Link https://www.ncbi.nlm.nih.gov/pubmed/29433020
Accesso  

 

Abstract

BACKGROUND E SCOPO: Esaminare se l'esposizione a radiazioni a radiofrequenza (RFR) in ambito lavorativo e militare è un fattore cancerogeno per l'uomo.

METODI: Abbiamo esteso un'analisi di una serie di casi già riferiti di pazienti con cancro precedentemente esposti in maniera prolungata a RFR sull'intero corpo, principalmente da apparecchiature di comunicazione e RADAR. Ci siamo focalizzati su casi di cancro al sistema ematolinfatico (HL).

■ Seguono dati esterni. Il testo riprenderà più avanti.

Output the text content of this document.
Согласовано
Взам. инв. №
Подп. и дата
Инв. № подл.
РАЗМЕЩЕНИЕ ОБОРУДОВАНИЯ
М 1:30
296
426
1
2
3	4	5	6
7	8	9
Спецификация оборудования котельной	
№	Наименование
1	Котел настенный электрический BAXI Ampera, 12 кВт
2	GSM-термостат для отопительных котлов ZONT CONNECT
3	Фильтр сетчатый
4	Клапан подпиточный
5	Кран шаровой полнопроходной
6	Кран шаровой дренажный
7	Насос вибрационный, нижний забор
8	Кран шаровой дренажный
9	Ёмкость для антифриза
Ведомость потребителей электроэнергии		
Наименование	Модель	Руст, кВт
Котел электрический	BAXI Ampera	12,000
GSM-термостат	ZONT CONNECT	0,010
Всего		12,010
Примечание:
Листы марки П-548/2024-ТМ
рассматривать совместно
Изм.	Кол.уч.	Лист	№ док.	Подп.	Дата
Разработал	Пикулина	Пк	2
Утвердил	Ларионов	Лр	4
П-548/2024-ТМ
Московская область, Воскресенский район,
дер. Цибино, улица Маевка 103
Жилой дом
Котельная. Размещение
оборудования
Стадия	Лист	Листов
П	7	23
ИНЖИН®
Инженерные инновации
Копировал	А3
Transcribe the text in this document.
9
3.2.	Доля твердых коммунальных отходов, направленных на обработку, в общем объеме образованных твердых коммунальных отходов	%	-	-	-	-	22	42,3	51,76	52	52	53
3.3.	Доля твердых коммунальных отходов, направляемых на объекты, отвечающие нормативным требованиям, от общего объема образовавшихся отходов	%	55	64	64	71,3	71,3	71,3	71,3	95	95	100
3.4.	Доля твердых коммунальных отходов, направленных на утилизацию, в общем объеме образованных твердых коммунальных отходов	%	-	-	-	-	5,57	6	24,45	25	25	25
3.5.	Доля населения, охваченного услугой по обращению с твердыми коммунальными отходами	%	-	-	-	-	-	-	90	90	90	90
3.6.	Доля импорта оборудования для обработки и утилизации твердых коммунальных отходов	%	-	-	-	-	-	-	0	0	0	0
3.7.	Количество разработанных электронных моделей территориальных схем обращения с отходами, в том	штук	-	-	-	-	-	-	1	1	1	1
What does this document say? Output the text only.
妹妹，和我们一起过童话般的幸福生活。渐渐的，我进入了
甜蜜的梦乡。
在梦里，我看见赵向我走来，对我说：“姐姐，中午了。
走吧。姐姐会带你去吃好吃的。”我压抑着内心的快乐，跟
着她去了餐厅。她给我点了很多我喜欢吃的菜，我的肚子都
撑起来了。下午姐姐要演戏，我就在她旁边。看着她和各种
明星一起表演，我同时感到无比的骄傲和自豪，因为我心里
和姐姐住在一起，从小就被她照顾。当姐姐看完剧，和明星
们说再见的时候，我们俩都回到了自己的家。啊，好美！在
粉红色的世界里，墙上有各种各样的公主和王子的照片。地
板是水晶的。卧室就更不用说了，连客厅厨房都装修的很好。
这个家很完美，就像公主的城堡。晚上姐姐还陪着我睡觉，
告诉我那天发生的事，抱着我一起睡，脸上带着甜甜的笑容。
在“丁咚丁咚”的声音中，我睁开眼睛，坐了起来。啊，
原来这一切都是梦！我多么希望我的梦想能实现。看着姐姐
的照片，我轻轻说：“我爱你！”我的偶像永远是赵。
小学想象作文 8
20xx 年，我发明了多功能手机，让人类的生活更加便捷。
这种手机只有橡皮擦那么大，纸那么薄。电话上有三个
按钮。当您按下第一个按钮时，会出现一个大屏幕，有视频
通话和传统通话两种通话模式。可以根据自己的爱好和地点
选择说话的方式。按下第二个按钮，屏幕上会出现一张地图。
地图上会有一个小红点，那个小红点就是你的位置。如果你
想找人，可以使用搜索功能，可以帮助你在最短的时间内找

Utilizziamo l'analisi per frequenza percentuale (PF) di un tipo di cancro, che consiste nella proporzione di uno specifico tipo di cancro rispetto al numero totale di casi di cancro. Abbiamo anche esaminato ed analizzato i dati pubblicati in altri tre studi di coorte relativi ad ambiti militari simili provenienti da diversi paesi.

RISULTATI: Il PF dei casi di cancro HL è risultato molto alto, al 40% con solo il 23% previsto per le serie di dati su età e genere, intervallo di confidenza  CI 95%: 26-56%, p < 0.01, 19 pazienti su 47 erano affetti da cancro HL. Abbiamo anche trovato un alto PF per più primari. Per quanto riguarda gli altri studi di coorte: nel settore militare polacco, il PF del cancro HL è stato il 36% nella popolazione esposta rispetto al 12% nella popolazione non esposta, p < 0.001. In un piccolo gruppo di impiegati esposti a RFR nell'industria della difesa israeliana, il PF del cancro HL è stato del 60% contro il 17% previsto per età e genere, p < 0.05. Nei battaglioni RADAR belgi il PF del cancro HL è stato l'8.3% contro l'1.4 % nei battaglioni di controllo, come mostrato in uno studio sulle cause di morte e il rapporto del tasso di mortalità da cancro HL è stato 7.2 e statisticamente significativo. Risultati simili sono stati riportati su radioamatori e tecnici della guerra di Corea. Rapporti di rischio elevati sono stati riportati in precedenza nella maggior parte degli studi di cui sopra.

CONCLUSIONI: L'associazione coerente di RFR e rischio di cancro HL ad alto livello nei quattro gruppi distribuiti in tre paesi, che utilizzano diversi tipi di apparecchiature RFR e analizzati da diversi protocolli di ricerca, suggerisce una relazione causa-effetto tra i tumori HL e RFR in ambienti militari / lavorativi. Mentre le misurazioni complete delle esposizioni RFR non erano disponibili e sono state utilizzate valutazioni di esposizione approssimativa da interviste ai pazienti e da dati di esposizione parziale, abbiamo dimostrato un aumento dei tumori HL in gruppi occupazionali con esposizioni RFR relativamente alte. I nostri risultati, combinati con altri studi, indicano che le esposizioni sostenute nei contesti militari qui valutati hanno aumentato significativamente il rischio di tumori HL. Di conseguenza, le esposizioni militari RFR in queste occupazioni dovrebbero essere sostanzialmente ridotte e ulteriori sforzi dovrebbero essere intrapresi per monitorare e misurare tali esposizioni e per seguire coorti esposte a RFR in relazione a tumori e ad altri effetti sulla salute. Complessivamente, gli studi epidemiologici sull'eccesso di rischio di cancro HL e di altri tumori insieme a tumori cerebrali in utenti di cellulari e studi sperimentali su RFR e carcinogenicità costituiscono un caso coerente per una relazione causa-effetto e una classificazione dell'esposizione a RFR come cancerogeno per l'uomo (gruppo IARC 1).